Parrett writes with simple prose, at times using a nursery rhyme-like repetition. As a result the two protagonists ponder the world and the things around them with simplicity. “That was how I grew up – on my island you knew most of the people nearby, and they knew you and you trusted what they said,” Bo says of his childhood, and similarly, Isla’s life in Hobart is fiercely protected.
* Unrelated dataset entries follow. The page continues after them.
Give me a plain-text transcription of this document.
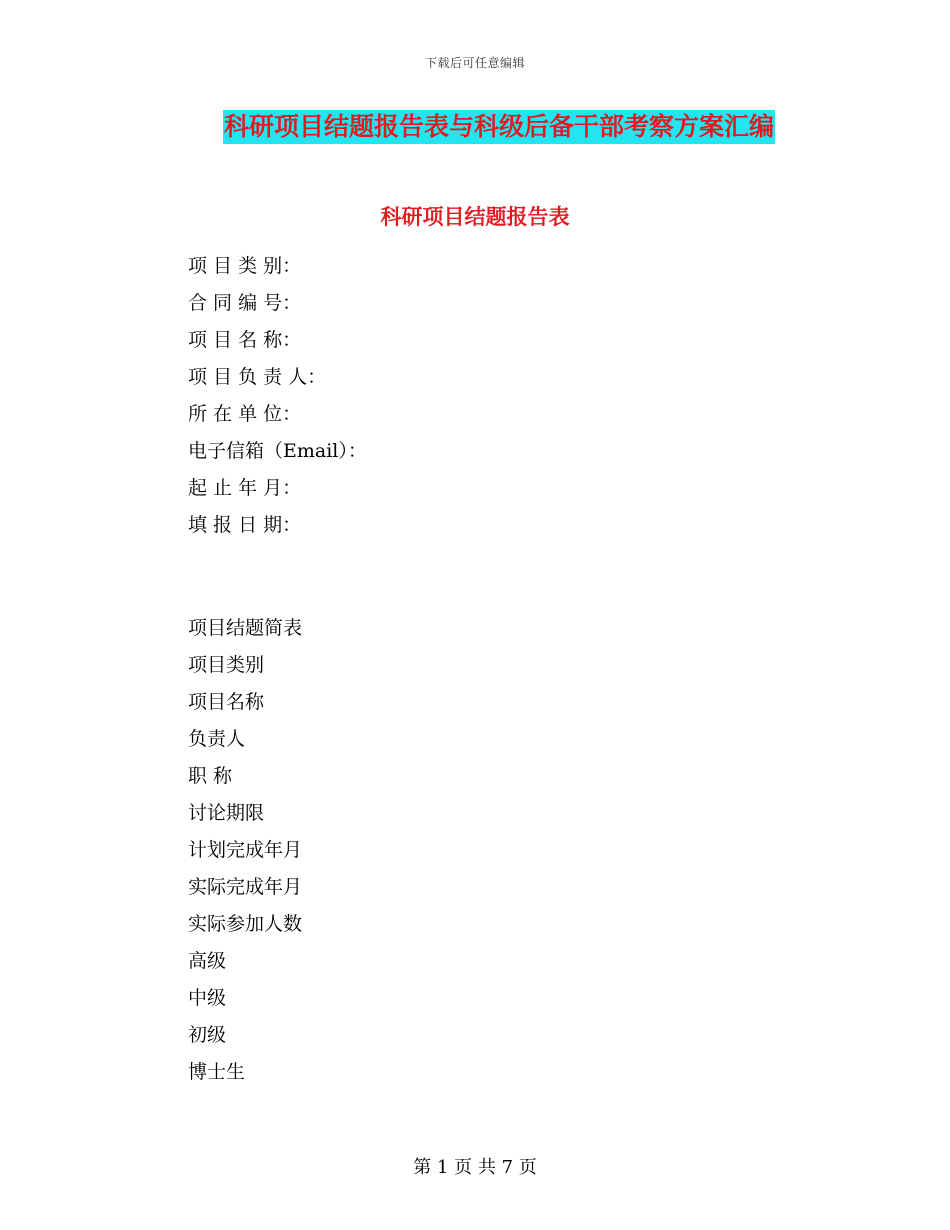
下载后可任意编辑
科研项目结题报告表与科级后备干部考察方案汇编
科研项目结题报告表
项 目 类 别：
合 同 编 号：
项 目 名 称：
项 目 负 责 人：
所 在 单 位：
电子信箱（Email）：
起 止 年 月：
填 报 日 期：
项目结题简表
项目类别
项目名称
负责人
职 称
讨论期限
计划完成年月
实际完成年月
实际参加人数
高级
中级
初级
博士生
第 1 页 共 7 页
This comes at a sacrifice to the characters’ inner lives. For example, we know little about the relationship between Isla’s mother and Bo, other than they are most likely in a romance. Likewise, while the relationship between Bo and Isla is paternal, with Bo teaching Isla things like how to crack open walnuts to find their “little brains”, or taking her on the boat for cooking demonstrations, their feelings about events outside their immediate lives remain opaque to the reader. A darker backstory around Isla’s mother is hinted at, but not explored.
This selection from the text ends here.